T he whiteboard in Mark Jacobson’s home office in Washington, D.C., lists all the students taking a semester in the Maxwell School’s programs in the capital. He has written down their housing assignments, internship sites and contact information.

Updating the whiteboard and digital contact lists is a standard practice that has taken on a new urgency since the false claims of election fraud after the 2020 election culminated in an attack on the Capitol.

“Jan. 6 made the issue of domestic instability something that I have to watch,” says Jacobson, who started his job as assistant dean for Washington Programs in June of last year. “What I did double down on is the ability to reach out to students all at once.”

No students were in D.C. for classes and internships that day, but security remained tight in the weeks after the riot. The height- ened alert was not a new experience for Jacobson, who spent 27 years in the Army and Navy reserves, including tours in Bosnia and Afghanistan. He was working at the Pentagon during the Sept. 11 terrorist attacks. This time, however, the threat came from within.

A child of the Reagan years, Jacobson says he was “old enough to be scared” by The Day After, a movie about a nuclear war with the far-off Soviet Union. When he began his career in foreign policy and national security, he responded to conditions across the globe.

“It was no longer a world of a big, ferocious Russian bear, but an assortment of venomous snakes that could do our nation harm,” he says, referring to conflicts in Haiti, Somalia, Bosnia, Iraq and Afghanistan.

Then Jacobson, whose research interests include the history of propaganda, watched as President Donald Trump and his supporters spread disinformation and stoked division, tactics he had seen in overseas insurgencies.

“A violent, extremist insurgency movement driven by fear and a cultist-like ideology.

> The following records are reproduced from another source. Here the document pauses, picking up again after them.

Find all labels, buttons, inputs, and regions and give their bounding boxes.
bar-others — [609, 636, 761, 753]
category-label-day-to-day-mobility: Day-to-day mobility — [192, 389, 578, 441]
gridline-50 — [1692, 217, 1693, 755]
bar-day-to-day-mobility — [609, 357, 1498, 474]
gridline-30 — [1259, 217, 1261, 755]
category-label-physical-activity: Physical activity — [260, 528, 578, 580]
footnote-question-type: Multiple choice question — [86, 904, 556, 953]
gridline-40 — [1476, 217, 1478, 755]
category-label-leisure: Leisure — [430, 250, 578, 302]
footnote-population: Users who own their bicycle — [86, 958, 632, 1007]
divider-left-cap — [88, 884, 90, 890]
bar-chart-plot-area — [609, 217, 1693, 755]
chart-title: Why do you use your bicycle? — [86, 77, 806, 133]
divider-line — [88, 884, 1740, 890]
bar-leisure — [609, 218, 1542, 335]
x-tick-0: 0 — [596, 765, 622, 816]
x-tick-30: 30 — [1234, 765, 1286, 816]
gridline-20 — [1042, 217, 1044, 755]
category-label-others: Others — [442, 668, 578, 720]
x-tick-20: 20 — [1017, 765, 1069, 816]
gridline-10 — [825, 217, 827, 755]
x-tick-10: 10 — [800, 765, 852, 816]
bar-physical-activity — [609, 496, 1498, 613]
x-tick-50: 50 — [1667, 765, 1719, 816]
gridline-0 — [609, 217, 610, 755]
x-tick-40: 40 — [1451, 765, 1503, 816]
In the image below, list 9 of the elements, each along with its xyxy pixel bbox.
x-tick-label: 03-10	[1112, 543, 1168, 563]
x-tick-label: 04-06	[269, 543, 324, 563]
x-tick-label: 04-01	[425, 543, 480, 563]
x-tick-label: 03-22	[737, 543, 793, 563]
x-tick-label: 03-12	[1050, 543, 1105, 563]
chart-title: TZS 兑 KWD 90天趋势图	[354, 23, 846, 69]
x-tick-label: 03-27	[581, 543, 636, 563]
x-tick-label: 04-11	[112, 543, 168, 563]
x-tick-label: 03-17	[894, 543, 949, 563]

I’ve seen that. I’ve seen what it did in Afghanistan. I saw what it did in the Balkans,” he says. “The last four years of watching what it did to our democracy was traumatic.”

Jacobson has been proud of the Maxwell students’ maturity in handling both the pandemic and the unsettled atmosphere in the capital. They are mindful of the questions that Jan. 6 has raised about the state of American democracy and “in that sense, they are having good, solid policy discussions,” he says, adding, “No matter what their political persuasion, whether it’s Republican, or Democrat, conservative, liberal or libertarians, they all want to do good things for their country and that binds them together.”